WORK ON YOUR EXPECTATION: Most times, people don’t actually hurt us, but they hurt our expectation of them.You’re feeling hurt because in one way or another your expectations weren’t entirely actualized. When our expectation is unhealthily high and unrealistic, we will ultimately get hurt. It certainly doesn’t help if you have a set of unrealistic expectations that will rarely, if ever, be satisfied. In such instances, you need to work through your expectations and bring them back to reality. Otherwise, it’s possible you’re always going to end up getting hurt.
MOVE ON: The most tranquil question to ask after a hurt is “Where do I go from here”? If properly handled, your hurt can give you direction or probably redirection.
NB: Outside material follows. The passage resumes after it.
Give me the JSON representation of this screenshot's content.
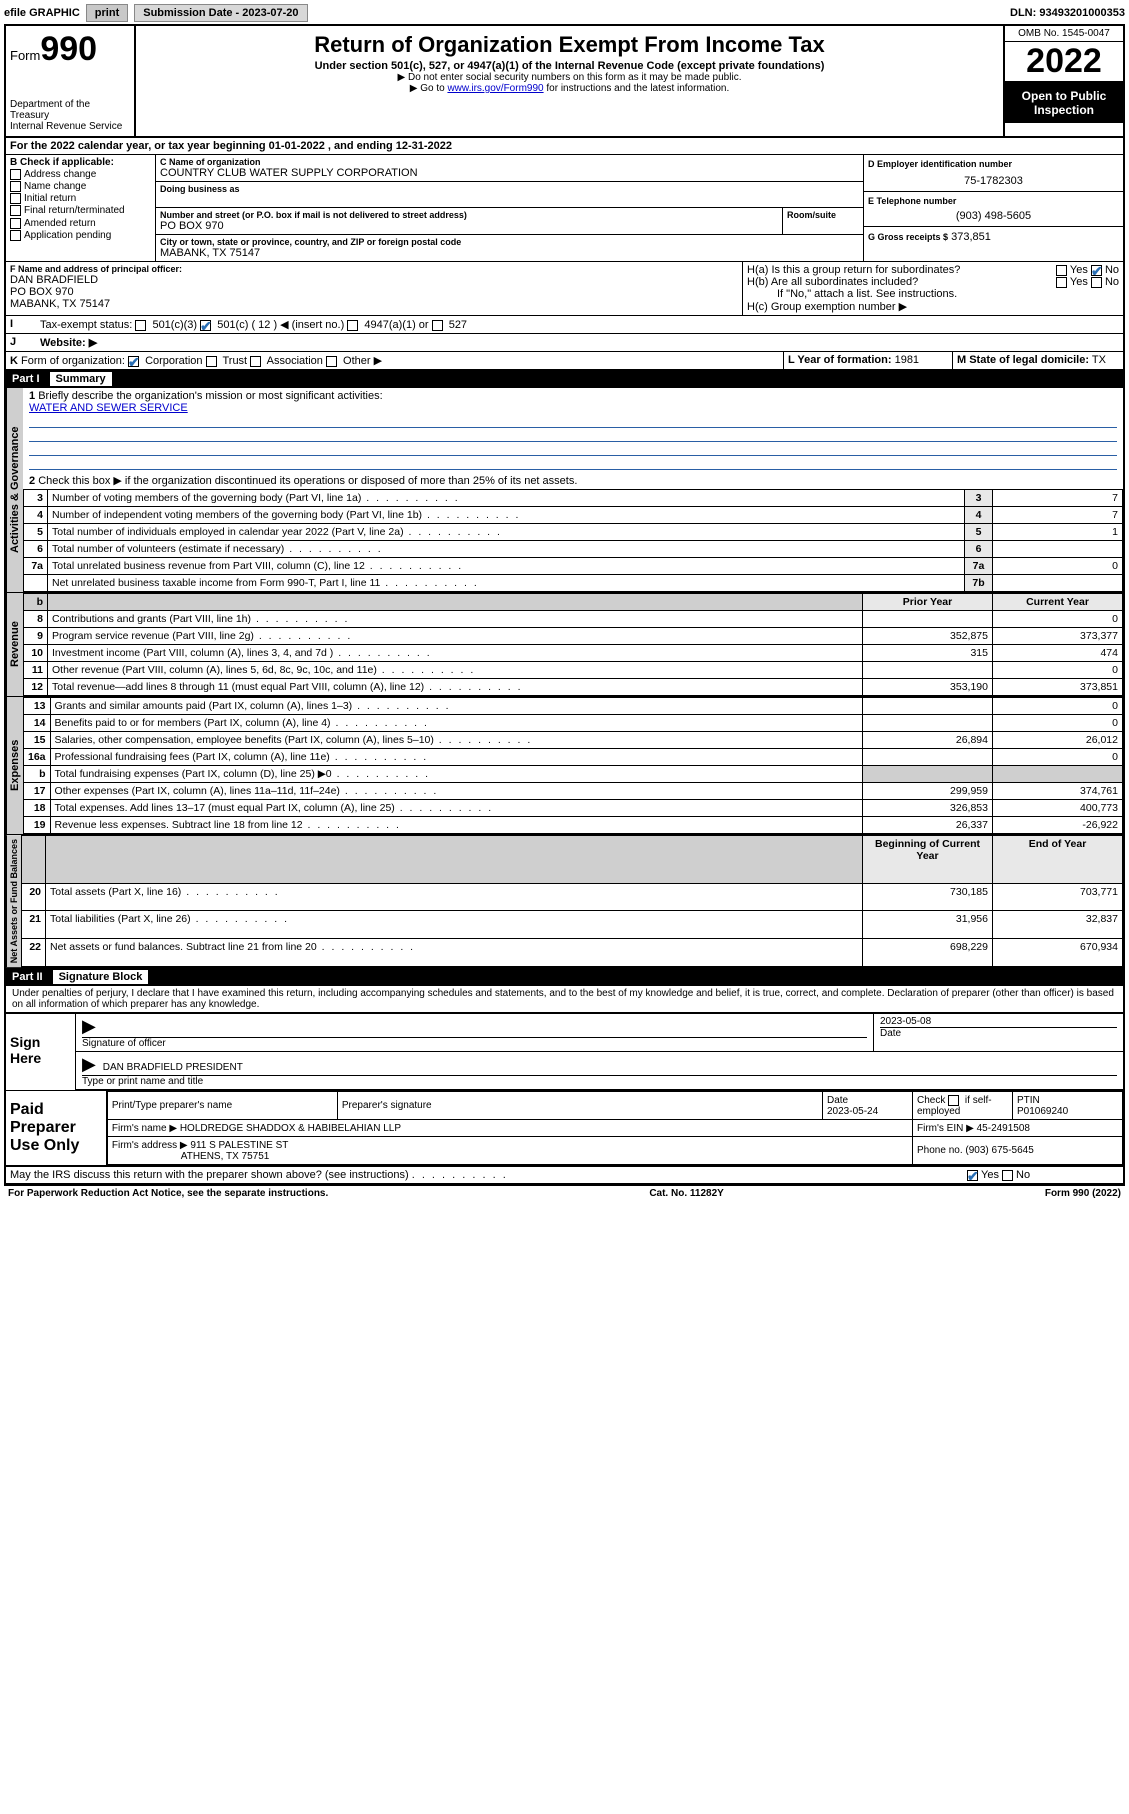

Let go of the hurt and move on with your life.Pain can be a beautiful thing if you channel it properly.To find direction during moments of hurt, it’s important that you remind yourself of your strengths and of all the things that have brought you to this point in your life. It’s therefore important to re-direct your energies away from what’s hurting you, and instead refocus on your strongest qualities. Focus on things that bring you joy in the moment
REMOVE THE VICTIM’S MINDSET: Stop being a victim of your previous hurts.Seeing yourself as a victim after a hurt empowers the pain.One way to instantly feel better about yourself is to accept responsibility for what happened and for how events transpired.
In fact, you probably in some way — directly or indirectly — played a part in creating this situation. Recognize this. Take responsibility for your part in creating problems.
Ask yourself: How did my actions and the things I’ve said or failed to say helped to create this situation or crisis? You are at least partly responsible for what happened, and this is a good thing, because with responsibility comes the willingness to instigate positive change. Once you feel at least partly responsible, this gives you the strength you need to potentially make things better — to right the wrongs.
REDUCE YOUR ATTACHMENT TO OTHER PEOPLE AND THEIR OPINION: There is a Buddhist ideology that says, “The root of all suffering is attachment”. Most of us were erroneously raised to value the opinions of others – dependent on how they view us. Therefore, when someone we hold in esteem judges or rejects us, it hurts us so. We automatically enter into a pattern of reacting with equal hurt and pain.If you live for people’s acceptance, you will die from their rejection!
SET BOUNDARIES IN THE FUTURE: Most times, hurt can be a result of violation of limits and boundaries. We must learn to set healthy boundaries and limits in relationships that help us avoid disrespect and hurts. This will help you to move forward and avoid the same problem in the future.
REMOVE THE PAIN TRIGGERS: There are things that can trigger past pain and make you feel it more deeply. It may be a gift, hand-written letter or literature, pain triggers must be meticulously severed in order to live a fulfilling life.
Every hurt you experience gives you an opportunity to learn more about yourself. It gives you a chance to learn more about your values, rules, boundaries, and personal expectations. It gives you an opportunity to learn more about others and about how you relate to other people socially and intimately.
And as you learn, you grow, and as you grow, you will make better choices and decisions in the future, which will help you to manage and minimize your feelings of hurt far more effectively.